I really appreciate your having it with us, and I really appreciate that you are doing this work, because, you know, those of us who have been paying attention know that it has largely been a thankless task.
Nobody wants to hear what you're trying to tell them.
I know that.
Anyway, I appreciate that you're doing it, and at least know that there are some of us out there listening, and that we've gotten a lot from it.
Well that's what I appreciate also that you are doing is listening to it because you are you know one of the few people also is deeply involved in this and has of course the capacity on your background to grasp to a large extent you know the kind of elements that I'm bringing to the table because yeah it's of course Very important.
It would be an ideal situation if more and more scientists would, you know, try to understand and try to think about the consequences.
Because even if, you know, only part of what I'm saying would come out, it's still going to be catastrophic, right?
And and and if you know even a hypothesis that I think if you will read the manuscript I'm I'm really happy to hear you know any comments and and where you think that this is not well documented or or but I think I've put a lot of work in this to make this as scientific as possible And if that is indeed the case, I cannot understand that we can simply put this aside and say, yeah, you know, there is no risk.
Let's just continue, right?
I mean, that is that is just you can debate about certain elements and likelihoods.
But if a hypothesis is, I think, relatively well Documented and arguments are, you know, scientifically reasonable just to put everything aside and, you know, completely ignore this.
I mean, if you think about the consequences at the population level and at an individual level, right?
I mean, it's just unbelievable that Yeah, and that we would force, you know, whole populations to go through this kind of drama, right?
It's crazy.
I will actually go one step further than you here.
I'm often surprised at how important the philosophy of science is in understanding science itself, and in this case you What you've got is a past prediction that is highly accurate, right?
You predicted a pandemic of variance.
Everyone knows that we are now living a pandemic of variance.

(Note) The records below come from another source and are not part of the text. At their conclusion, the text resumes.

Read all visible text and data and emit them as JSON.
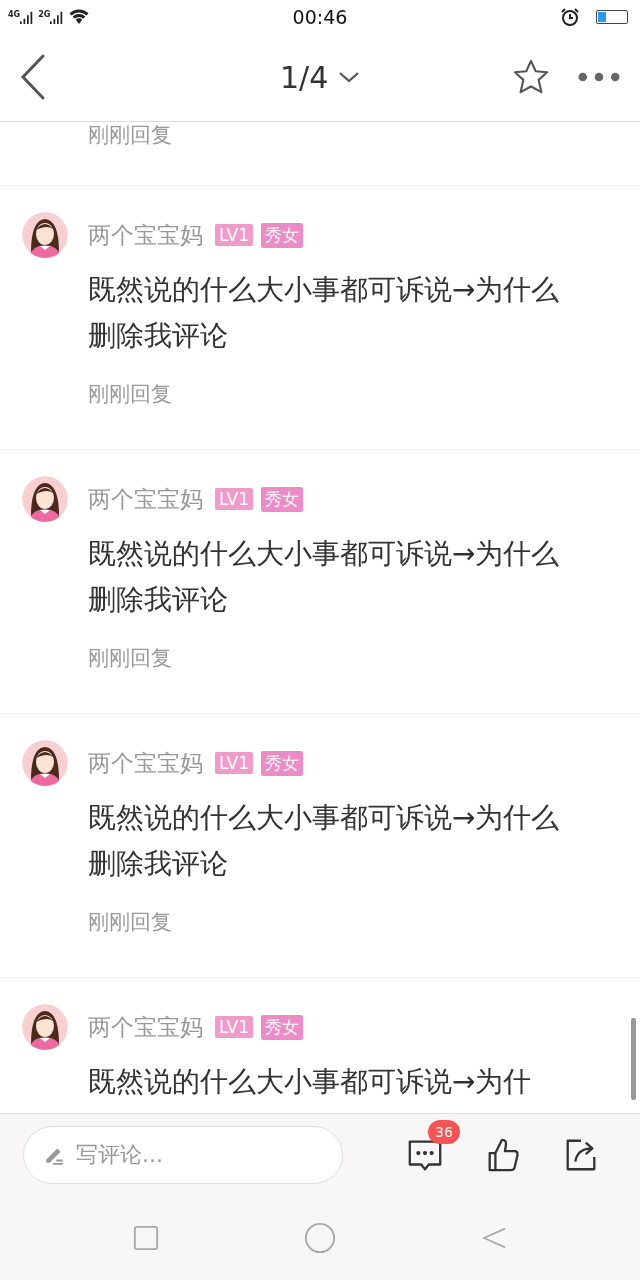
{
  "status_bar": {
    "network_1": "4G",
    "network_2": "2G",
    "time": "00:46"
  },
  "header": {
    "page_indicator": "1/4"
  },
  "partial_comment": {
    "reply": "刚刚回复"
  },
  "comments": [
    {
      "user": "两个宝宝妈",
      "level_badge": "LV1",
      "title_badge": "秀女",
      "text": "既然说的什么大小事都可诉说→为什么删除我评论",
      "reply": "刚刚回复"
    },
    {
      "user": "两个宝宝妈",
      "level_badge": "LV1",
      "title_badge": "秀女",
      "text": "既然说的什么大小事都可诉说→为什么删除我评论",
      "reply": "刚刚回复"
    },
    {
      "user": "两个宝宝妈",
      "level_badge": "LV1",
      "title_badge": "秀女",
      "text": "既然说的什么大小事都可诉说→为什么删除我评论",
      "reply": "刚刚回复"
    },
    {
      "user": "两个宝宝妈",
      "level_badge": "LV1",
      "title_badge": "秀女",
      "text": "既然说的什么大小事都可诉说→为什"
    }
  ],
  "bottom_bar": {
    "comment_placeholder": "写评论...",
    "comment_count": "36"
  }
}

So the point is, when somebody gets something like that right, then the answer is, what do they know that I don't know?
Yeah.
Right?
They should be coming to you now and saying, what did you know that we don't know?
Teach us that.
And to the extent that they're not, that is on them.
But somehow we got to get control of the system and we've got to restore reason to it because this is now a massive self-inflicted wound.
Yeah.
Yeah, absolutely.
Absolutely.
Yeah.
Well, as I was telling you, Britt, I mean, it makes me speechless.
And when I'm talking these things, you know, as a human being, I cannot believe that I'm telling this type of stuff.
But when I take a deep dive in the science, as I'm something, you know, I get immersed by and I say, well, this is so compelling.
You know, I miss sharing this with somebody at least, right?
So it's a very strange feeling, right?
Anyway.
Anyway, well, yeah, it's weird.
I don't believe in being called in the religious sense of the term, but there's some analog to it and I think you've been called and I appreciate that you're shouldering the burden.